Encore plus grave, le principe de proportionnalité !
« Il en va de même du respect du très incertain « principe de proportionnalité » qui interdit une surexposition de la BCE à une dette particulière. Mais là encore, si l’OMT est réellement illimité, il est structurellement en contradiction avec ce principe de proportionnalité. Si ce principe doit être appliqué, alors le caractère illimité de l’OMT est atteint et donc son efficacité… »
Et l’on voit bien dans ce cas toute la complexité des institutions européennes et toutes leurs contradictions également. On veut plus d’Europe mais en respectant une forme d’équité, de rapports de force. On voit aussi l’hétérogénéité de nos économies. En clair, là encore, si la BCE doit contrer une attaque à l’encontre de la dette italienne, cela veut dire qu’elle ne va acheter que des quantités monumentales de dette italienne. Dans son bilan, la dette italienne ne sera pas proportionnelle au poids économique de l’Italie, et ça… c’est interdit !
Karlsruhe en embuscade (la Cour allemande)
« Enfin, dernier point, sans doute le plus important, Karlsruhe reste en embuscade. Dans sa décision de février dernier, la cour constitutionnelle allemande avait prévenu qu’elle conservait la possibilité de rester sur ses positions.

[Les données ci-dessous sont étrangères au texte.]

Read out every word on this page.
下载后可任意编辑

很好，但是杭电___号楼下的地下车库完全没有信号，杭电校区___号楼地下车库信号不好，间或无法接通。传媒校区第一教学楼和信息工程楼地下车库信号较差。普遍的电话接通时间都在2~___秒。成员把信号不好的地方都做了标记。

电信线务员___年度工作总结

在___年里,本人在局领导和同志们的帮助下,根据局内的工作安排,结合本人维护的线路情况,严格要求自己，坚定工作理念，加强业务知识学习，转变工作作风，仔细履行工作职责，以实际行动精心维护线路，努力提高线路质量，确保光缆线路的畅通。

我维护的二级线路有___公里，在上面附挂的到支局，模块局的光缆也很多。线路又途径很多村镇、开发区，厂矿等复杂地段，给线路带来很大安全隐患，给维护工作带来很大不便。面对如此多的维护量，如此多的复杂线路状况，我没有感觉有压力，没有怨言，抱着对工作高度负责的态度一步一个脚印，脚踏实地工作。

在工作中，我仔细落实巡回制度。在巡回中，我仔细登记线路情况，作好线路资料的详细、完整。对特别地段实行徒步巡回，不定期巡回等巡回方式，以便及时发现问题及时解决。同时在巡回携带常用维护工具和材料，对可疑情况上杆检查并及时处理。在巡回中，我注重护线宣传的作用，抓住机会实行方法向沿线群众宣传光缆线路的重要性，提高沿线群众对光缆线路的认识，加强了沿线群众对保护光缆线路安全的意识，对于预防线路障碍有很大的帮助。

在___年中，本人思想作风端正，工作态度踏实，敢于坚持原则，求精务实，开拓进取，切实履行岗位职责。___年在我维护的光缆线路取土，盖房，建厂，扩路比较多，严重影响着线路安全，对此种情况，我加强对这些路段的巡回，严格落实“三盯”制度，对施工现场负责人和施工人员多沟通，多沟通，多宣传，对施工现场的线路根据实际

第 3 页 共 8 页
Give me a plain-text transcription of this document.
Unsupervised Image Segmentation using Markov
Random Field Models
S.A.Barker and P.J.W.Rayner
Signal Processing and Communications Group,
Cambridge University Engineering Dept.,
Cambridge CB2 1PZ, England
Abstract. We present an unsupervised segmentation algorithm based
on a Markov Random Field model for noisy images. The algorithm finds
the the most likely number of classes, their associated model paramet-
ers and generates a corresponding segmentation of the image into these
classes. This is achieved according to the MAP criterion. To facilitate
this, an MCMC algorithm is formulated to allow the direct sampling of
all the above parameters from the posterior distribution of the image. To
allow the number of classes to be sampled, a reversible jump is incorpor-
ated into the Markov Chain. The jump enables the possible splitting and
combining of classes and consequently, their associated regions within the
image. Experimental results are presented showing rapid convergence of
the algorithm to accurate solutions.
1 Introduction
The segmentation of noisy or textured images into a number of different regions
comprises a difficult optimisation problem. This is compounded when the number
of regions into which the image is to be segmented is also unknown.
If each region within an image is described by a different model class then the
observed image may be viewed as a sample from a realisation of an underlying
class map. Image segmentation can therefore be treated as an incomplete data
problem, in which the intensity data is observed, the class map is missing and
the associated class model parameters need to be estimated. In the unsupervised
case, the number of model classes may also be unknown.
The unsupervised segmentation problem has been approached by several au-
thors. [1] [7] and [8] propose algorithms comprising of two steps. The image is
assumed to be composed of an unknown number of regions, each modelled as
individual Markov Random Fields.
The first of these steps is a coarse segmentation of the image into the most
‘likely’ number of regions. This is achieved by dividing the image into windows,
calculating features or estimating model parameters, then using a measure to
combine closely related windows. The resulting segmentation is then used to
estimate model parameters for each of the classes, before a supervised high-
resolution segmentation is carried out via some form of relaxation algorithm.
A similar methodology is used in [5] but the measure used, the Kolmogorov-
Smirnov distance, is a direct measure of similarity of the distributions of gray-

Autrement dit, même si la CJUE juge légal l’OMT, les juges de Karlsruhe pourront bloquer la réalisation effective de l’OMT en considérant que la participation de la Bundesbank à ce programme est contraire à la constitution allemande… »
Eh oui, les Allemands, pour qui leur souveraineté budgétaire est une ligne rouge à ne pas franchir, se réservent le droit de toutes les façons de s’opposer frontalement aux décisions de la BCE quand bien même le droit européen lui donnerait raison.
Cela ne veut pas dire que l’Allemagne dira NON à tout, cela veut dire que l’Allemagne utilisera l’avis de ses juges pour limiter considérablement la création monétaire par la BCE en échange de surcroît des réformes structurelles qu’elle souhaitera voir mises en application ailleurs.
Cette histoire est donc loin d’être terminée, l’issue est très loin d’être certaine malgré les commentaires béats auxquels nous sommes soumis, et il est important de noter la constance germanique dans la rigueur et l’austérité depuis maintenant presque 8 ans ! Enfin, ce dossier complexe démontre parfaitement à quel point une monnaie unique imposée à des économies hétérogènes donc différentes était une immense erreur économique dont nous payons très fortement le prix aujourd’hui. Il n’y a en réalité aucune bonne solution. Poursuivre avec cet euro mal ficelé est une grossière erreur. Mais défaire l’euro c’est loin d’être simple, facile ou indolore. Malgré ça, je pense que l’euro n’est fondamentalement pas viable et qu’il vaut mieux organiser la moins mauvaise sortie ordonnée possible que d’attendre de voir l’euro exploser en vol, lorsque toutes les contradictions européennes ne pourront plus être masquées.
Il est déjà trop tard, préparez-vous.